The fact that stereoregular polymers produced by Ziegler-Natta polymerization methods could be crystallized and studied by X-ray diffraction methods lead to the discovery that these polymers adopted helical conformations in the crystalline solid. In addition to the nearly perfect asymmetric synthesis demonstrated by the highly isotactic stereoregularity produced by the catalyst, the conformation adopted in the crystalline state also involves chirality. The large number of units polymerized produced though gives rise to a cryptochiral material in which the mirror helical conformations are necessarily equally populated and therefore the measurement of optical activity can never be a consideration in these experiments. At that time though Natta's students began to prepare stereoregular vinyl polymers with chiral nonracemic pendant groups and discovered that the optical activities of such materials in solution showed nonlinear relationships between enantiomeric content and optical activity.
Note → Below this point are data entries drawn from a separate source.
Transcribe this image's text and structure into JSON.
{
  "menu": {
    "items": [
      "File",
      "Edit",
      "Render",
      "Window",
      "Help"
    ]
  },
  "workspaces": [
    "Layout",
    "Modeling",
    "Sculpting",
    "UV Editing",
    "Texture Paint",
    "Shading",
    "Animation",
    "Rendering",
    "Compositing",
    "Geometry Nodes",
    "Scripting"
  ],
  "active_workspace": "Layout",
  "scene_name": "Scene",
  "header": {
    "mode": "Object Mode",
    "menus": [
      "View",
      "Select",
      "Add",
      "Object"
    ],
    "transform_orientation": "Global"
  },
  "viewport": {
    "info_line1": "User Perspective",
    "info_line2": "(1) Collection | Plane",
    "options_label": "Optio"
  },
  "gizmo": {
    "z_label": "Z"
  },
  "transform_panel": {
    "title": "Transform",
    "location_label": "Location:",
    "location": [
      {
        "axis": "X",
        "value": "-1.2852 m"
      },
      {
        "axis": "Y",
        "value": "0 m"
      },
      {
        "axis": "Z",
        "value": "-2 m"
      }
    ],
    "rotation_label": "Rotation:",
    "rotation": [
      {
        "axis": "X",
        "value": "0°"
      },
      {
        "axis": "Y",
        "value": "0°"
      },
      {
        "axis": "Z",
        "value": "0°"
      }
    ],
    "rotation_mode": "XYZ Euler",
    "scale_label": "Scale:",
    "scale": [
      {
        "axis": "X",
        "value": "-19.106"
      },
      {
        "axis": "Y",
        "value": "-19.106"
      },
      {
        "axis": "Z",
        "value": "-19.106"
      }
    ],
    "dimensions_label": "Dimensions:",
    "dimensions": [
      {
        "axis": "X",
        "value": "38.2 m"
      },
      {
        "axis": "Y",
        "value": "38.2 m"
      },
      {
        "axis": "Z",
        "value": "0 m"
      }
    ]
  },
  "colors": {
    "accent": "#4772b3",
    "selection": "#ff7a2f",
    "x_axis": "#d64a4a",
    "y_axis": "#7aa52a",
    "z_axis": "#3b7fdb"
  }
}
This phenomenon arising from the effect of the chiral pendants on the population of the helical senses of the polymer backbone, acted to demonstrate that these stereoregular polymers adopted helical conformations in solution comparable to those investigated in the solid state. In recent times this effect has reached an extreme in the polyisocyanates which show a much larger sensitivity to chiral effects than found for the vinyl polymers although the underlying forces at work are identical to those studied earlier by the Italian School.